London

Plans to move Britain's National Institute for Medical Research to a site outside London have been scrapped, according to a task force run by the institute's funders, the Medical Research Council (MRC).

The announcement is a partial victory for the institute's researchers, who protested last year when the MRC suggested moving the centre to Addenbrookes Hospital in Cambridge. The move was intended to improve links between clinical and basic researchers (see Nature 423, 573; 200310.1038/423573b).

But it will not end the uncertainty surrounding the future of the institute, based in Mill Hill in north London. The task force says that the centre needs to support more clinical studies, and may be better off closer to London hospitals.

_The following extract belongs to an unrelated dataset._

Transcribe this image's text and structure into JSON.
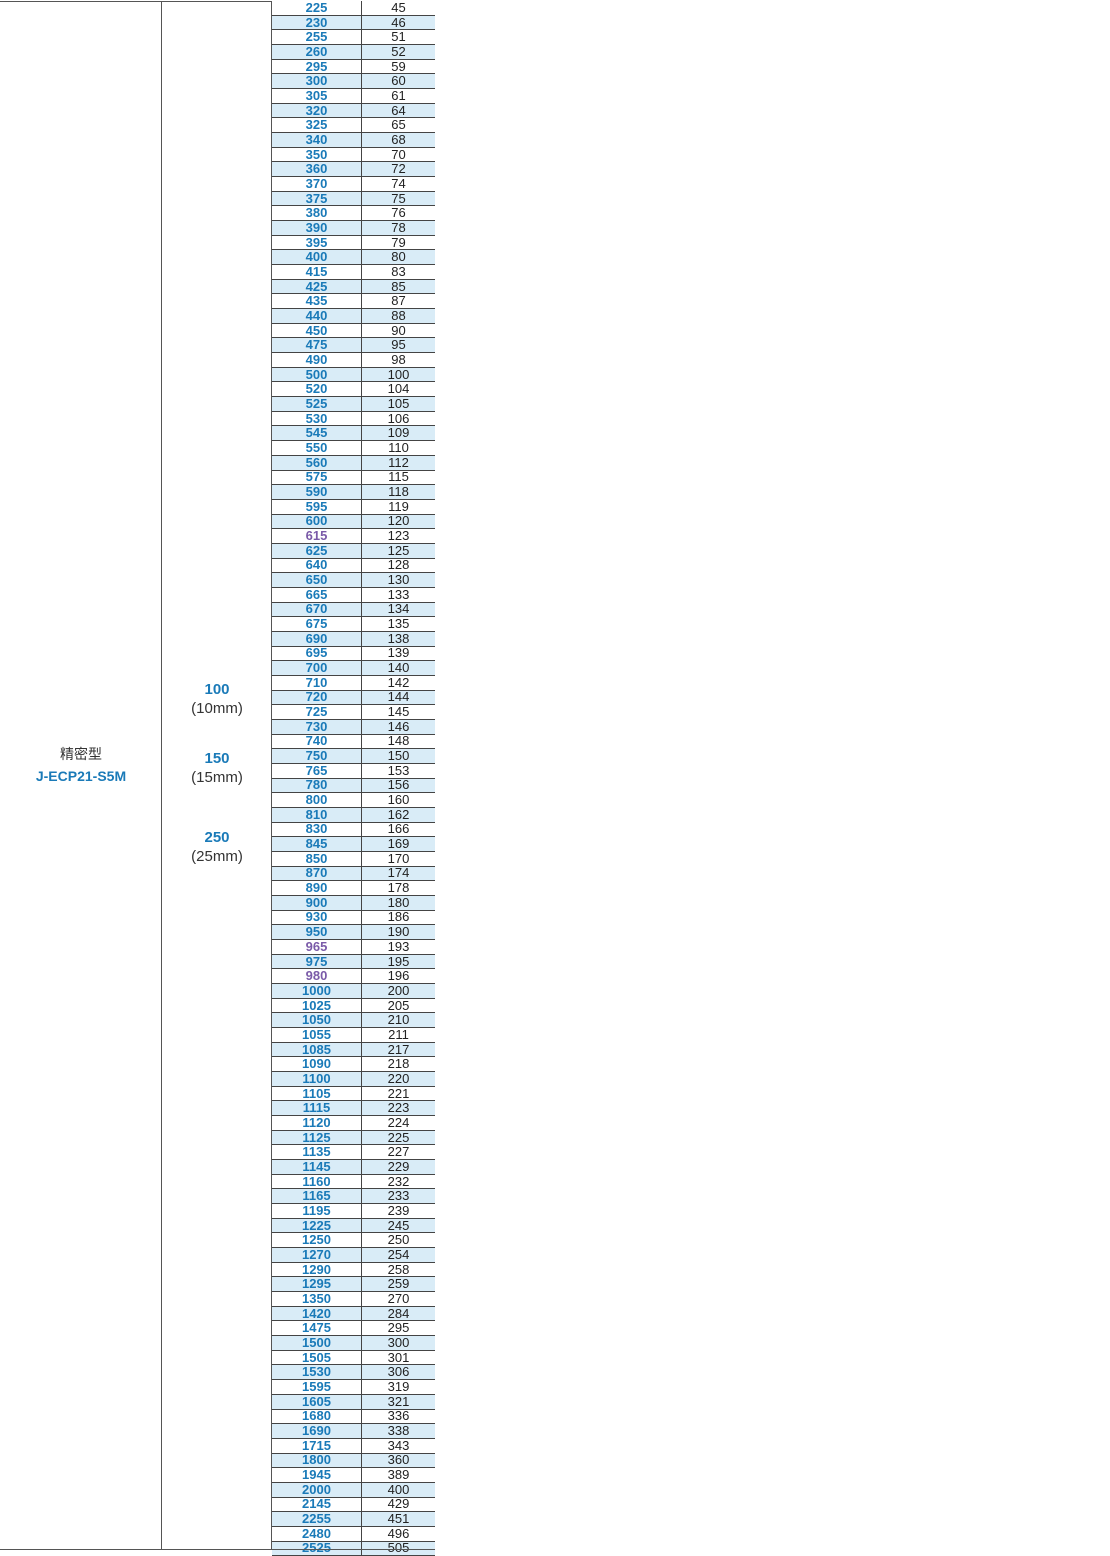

The group was set up after last June's protests, and is chaired by MRC chief executive Colin Blakemore. Results of an 8 February meeting, published on 4 March, show that the task force rejected options to close the institute, move it, or sell its site and spread the work around other London institutes.

But the group has not decided whether the institute will stay where it is, with added facilities for clinicians, or move to a more central site. “Both options require substantial investment,” notes taskforce member Robin Lovell-Badge, a developmental geneticist at the institute. Funding issues will be discussed at the next meeting on 18 April.

The need for greater clinical integration, emphasized by task-force suggestions that the institute's name be changed to the MRC National Institute for Human Health, has already been made a priority by Blakemore. The move mirrors the situation in the United States, where the National Institutes of Health is attempting to channel basic research in areas such as genomics into clinical advances.